Lessons For Transboundary Aquifer Management In The Southern Americas

2 Jan 2019 by OOSKAnews Correspondent
GENEVA, Switzerland

At the November 29 event in Geneva celebrating forty years of the Genevois Aquifer Agreement, OOSKAnews caught up with international delegate Luiz Amore, former Head of Foreign Affairs of the National Water Agency (ANA) of Brazil. Amore offers the following overview of the Swiss-French success from his perspective for our readers, observing the opportunity to draw on this experience in tackling supply challenges as well as the general management of the Guarani Aquifer in Latin America:

"For context, the Genevois Aquifer encompasses 50 square kilometers and involves governing bodies from two countries; while the Guarani Aquifer is over 1.1million square kilometers, and involves local and state governments in Argentina, Brazil, Paraguay and Uruguay.

In 2010, the Presidents of the four countries signed the Guarani Aquifer Agreement and in 2018, the National Parliaments completed an approval process. Upon official communication of the countries' approval to Brazil, as depositary of the Agreement, the Agreement will come into force.
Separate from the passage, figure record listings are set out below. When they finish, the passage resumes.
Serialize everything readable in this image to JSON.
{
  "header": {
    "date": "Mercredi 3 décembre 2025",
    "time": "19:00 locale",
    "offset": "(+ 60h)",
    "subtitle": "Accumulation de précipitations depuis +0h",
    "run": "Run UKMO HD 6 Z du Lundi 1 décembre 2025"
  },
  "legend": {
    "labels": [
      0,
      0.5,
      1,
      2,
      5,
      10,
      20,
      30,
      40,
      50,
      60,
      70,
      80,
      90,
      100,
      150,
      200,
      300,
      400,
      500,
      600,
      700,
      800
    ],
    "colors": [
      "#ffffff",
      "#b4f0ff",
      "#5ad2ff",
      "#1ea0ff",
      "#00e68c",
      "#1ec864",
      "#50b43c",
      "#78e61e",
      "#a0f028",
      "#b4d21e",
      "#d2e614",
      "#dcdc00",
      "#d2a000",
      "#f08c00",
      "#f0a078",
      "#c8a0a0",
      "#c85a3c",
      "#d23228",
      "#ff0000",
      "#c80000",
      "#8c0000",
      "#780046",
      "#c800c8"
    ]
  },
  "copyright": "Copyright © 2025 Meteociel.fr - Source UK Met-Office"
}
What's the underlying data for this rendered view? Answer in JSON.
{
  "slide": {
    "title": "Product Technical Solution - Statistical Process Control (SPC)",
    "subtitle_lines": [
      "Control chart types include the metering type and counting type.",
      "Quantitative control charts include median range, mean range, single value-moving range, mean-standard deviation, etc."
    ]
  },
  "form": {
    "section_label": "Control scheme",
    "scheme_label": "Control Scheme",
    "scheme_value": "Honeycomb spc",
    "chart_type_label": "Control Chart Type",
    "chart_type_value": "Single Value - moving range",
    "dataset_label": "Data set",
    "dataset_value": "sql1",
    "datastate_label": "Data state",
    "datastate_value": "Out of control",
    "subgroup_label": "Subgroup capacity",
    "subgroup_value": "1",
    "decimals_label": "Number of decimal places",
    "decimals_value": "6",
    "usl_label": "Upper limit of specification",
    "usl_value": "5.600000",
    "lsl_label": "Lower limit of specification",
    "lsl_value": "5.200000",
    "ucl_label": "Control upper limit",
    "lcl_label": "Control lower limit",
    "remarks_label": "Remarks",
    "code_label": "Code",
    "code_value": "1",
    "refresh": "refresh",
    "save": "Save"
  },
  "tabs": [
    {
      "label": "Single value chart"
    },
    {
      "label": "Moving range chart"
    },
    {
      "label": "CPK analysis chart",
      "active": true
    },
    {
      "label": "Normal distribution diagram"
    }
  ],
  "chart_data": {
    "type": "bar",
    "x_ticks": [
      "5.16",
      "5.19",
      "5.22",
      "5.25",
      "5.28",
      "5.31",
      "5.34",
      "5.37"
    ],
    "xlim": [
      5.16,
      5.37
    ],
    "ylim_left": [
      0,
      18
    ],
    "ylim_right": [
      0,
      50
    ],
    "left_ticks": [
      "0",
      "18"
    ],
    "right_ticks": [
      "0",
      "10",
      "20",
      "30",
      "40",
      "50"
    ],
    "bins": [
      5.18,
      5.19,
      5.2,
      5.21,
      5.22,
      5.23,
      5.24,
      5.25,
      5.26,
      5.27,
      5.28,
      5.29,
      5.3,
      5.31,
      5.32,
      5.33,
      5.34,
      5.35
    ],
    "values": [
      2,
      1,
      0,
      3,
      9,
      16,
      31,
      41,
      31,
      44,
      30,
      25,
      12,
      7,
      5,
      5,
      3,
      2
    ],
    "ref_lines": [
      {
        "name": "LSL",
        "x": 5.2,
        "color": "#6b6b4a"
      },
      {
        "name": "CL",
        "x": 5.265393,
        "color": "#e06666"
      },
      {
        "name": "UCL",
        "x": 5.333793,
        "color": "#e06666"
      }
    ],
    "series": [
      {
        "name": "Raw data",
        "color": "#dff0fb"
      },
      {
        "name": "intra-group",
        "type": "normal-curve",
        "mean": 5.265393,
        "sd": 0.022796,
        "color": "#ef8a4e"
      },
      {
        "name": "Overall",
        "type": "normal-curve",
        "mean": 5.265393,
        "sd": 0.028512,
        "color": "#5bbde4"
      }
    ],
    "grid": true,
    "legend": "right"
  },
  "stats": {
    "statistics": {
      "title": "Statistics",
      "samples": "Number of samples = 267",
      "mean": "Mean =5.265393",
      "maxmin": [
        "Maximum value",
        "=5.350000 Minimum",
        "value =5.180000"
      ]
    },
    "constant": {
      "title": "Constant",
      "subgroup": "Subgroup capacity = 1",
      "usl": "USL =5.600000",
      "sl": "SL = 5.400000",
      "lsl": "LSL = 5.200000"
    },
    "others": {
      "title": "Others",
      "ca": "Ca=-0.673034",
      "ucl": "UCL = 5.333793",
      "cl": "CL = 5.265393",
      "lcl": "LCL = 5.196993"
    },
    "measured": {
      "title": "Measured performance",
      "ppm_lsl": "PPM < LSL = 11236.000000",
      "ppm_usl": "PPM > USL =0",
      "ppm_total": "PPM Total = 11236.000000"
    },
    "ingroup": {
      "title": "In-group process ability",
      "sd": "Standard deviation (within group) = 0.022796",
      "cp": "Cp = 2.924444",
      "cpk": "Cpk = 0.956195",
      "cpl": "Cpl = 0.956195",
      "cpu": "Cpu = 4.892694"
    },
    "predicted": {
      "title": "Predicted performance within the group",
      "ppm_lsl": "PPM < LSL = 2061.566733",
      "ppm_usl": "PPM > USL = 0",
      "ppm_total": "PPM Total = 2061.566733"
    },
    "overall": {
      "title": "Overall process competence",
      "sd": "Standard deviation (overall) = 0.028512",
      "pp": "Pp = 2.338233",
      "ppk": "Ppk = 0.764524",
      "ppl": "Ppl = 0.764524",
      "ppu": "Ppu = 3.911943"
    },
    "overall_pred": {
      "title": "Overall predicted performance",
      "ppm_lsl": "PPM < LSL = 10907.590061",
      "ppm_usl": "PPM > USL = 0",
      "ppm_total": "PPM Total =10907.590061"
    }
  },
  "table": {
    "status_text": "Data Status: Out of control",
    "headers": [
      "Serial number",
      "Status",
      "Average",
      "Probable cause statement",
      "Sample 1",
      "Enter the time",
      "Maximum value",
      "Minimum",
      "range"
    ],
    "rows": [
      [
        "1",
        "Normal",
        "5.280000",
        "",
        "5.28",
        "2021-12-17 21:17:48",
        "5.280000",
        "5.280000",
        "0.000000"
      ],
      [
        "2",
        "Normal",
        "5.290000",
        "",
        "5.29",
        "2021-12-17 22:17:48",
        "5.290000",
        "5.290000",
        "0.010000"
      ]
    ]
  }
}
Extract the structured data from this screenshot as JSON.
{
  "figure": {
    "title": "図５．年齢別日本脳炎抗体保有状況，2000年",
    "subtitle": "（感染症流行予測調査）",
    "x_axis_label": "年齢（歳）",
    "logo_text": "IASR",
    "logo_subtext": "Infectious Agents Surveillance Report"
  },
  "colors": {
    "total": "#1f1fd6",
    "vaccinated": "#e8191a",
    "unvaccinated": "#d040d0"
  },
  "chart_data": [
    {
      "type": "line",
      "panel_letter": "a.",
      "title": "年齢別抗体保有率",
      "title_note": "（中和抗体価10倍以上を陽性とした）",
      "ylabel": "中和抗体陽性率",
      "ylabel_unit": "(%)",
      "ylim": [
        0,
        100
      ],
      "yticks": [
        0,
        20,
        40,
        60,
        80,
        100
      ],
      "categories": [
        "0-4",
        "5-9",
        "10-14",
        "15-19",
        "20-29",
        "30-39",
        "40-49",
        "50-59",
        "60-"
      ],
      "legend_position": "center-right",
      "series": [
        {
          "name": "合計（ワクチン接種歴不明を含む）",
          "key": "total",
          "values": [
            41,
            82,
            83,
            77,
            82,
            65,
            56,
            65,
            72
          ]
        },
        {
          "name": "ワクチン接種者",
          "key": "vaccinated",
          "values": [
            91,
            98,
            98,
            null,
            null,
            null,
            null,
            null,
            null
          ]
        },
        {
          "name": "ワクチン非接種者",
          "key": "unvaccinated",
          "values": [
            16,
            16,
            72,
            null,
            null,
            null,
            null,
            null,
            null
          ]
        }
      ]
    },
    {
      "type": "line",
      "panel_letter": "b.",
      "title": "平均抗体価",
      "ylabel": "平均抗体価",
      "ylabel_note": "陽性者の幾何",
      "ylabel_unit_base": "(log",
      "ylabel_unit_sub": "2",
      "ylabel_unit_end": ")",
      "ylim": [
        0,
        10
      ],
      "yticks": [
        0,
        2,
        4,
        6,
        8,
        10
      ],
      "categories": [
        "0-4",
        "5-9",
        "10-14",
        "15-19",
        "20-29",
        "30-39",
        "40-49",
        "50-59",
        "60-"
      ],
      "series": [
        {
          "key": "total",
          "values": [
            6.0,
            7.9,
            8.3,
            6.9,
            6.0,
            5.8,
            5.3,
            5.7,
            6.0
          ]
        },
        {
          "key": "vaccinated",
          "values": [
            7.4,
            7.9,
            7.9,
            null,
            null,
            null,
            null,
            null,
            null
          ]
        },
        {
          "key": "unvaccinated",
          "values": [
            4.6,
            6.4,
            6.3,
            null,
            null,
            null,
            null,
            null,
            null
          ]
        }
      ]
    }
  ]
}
The basis for the Franco-Swiss cooperation is embedded in a serious supply crisis in the 1970s when the wells dried up and threatened the city of Geneva and the surrounding cross-border communities. In the Geneva Aquifer Agreement, the melting waters of the mountains reach the Arve River, are treated and stored in the Geneva Aquifer, and are treated again after use and returned to the hydrogeological system. The Swiss constitution enables cantons to enter into cross-border agreements and this simplicity has enhanced continuing cooperation beyond the management of the Aquifer alone.

Today, Franco-Swiss cooperation has pioneered important investments in studies on the effects of pollutants in the environment that have been inherited from armaments of the First World War as well as more modern but persistent micro-pollutants of compounds of drugs, hormones, cosmetics, etc, which accumulate continuously in the waters.

The four bordering countries of the Guarani have recognized that, despite the enormous size of the aquiferr, the main threats to the regional water resources are associated with local use of water for drinking water supply and the economic development of the area.

Imminent critical challenges are emerging in Rivera (Uruguay) and Santana do Livramento (RS, Brazil), Pedro Juan Caballero (Paraguay) and Ponta Pora (Brazil), Concordia (Argentina) and Salto (Uruguay), among others. Cooperation among countries would demand good local, national and cross-border practices to address existing problems so as to enhance the impact of actions and reduce the investments needed for water treatment and community sanitation

In addition, general monitoring must continue. With the slowness of underground water movement, recharge and discharge areas must coexist in the borders (such as Pantanal wetland springs), in confined central areas (where water usage may not be sustainable / renewable), and in transition zones, where renovation has been hampered by inadequate land-use and land-use practices. In Ribeirao Preto-SP, the aquifer water level has been lowered by more than 60 meters.

Partners to the Guarani Agreement can use lessons learned from the Geneva Agreement such as the need for effective local management, articulated and facilitated through bilateral, trilateral and regional cooperation mechanisms; greater and better decentralization of powers; empowerment of people and greater resources for municipalities, based on integrated knowledge of reality, to foster collective awareness of problems and challenges; a continuing search for more harmonic and sustainable solutions.

It is the responsibility of all managers to coordinate analyses, efforts and resources so that populations can be strengthened and peace protected to encourage more profitable and prosperous coexistence between countries and our cross-border zones".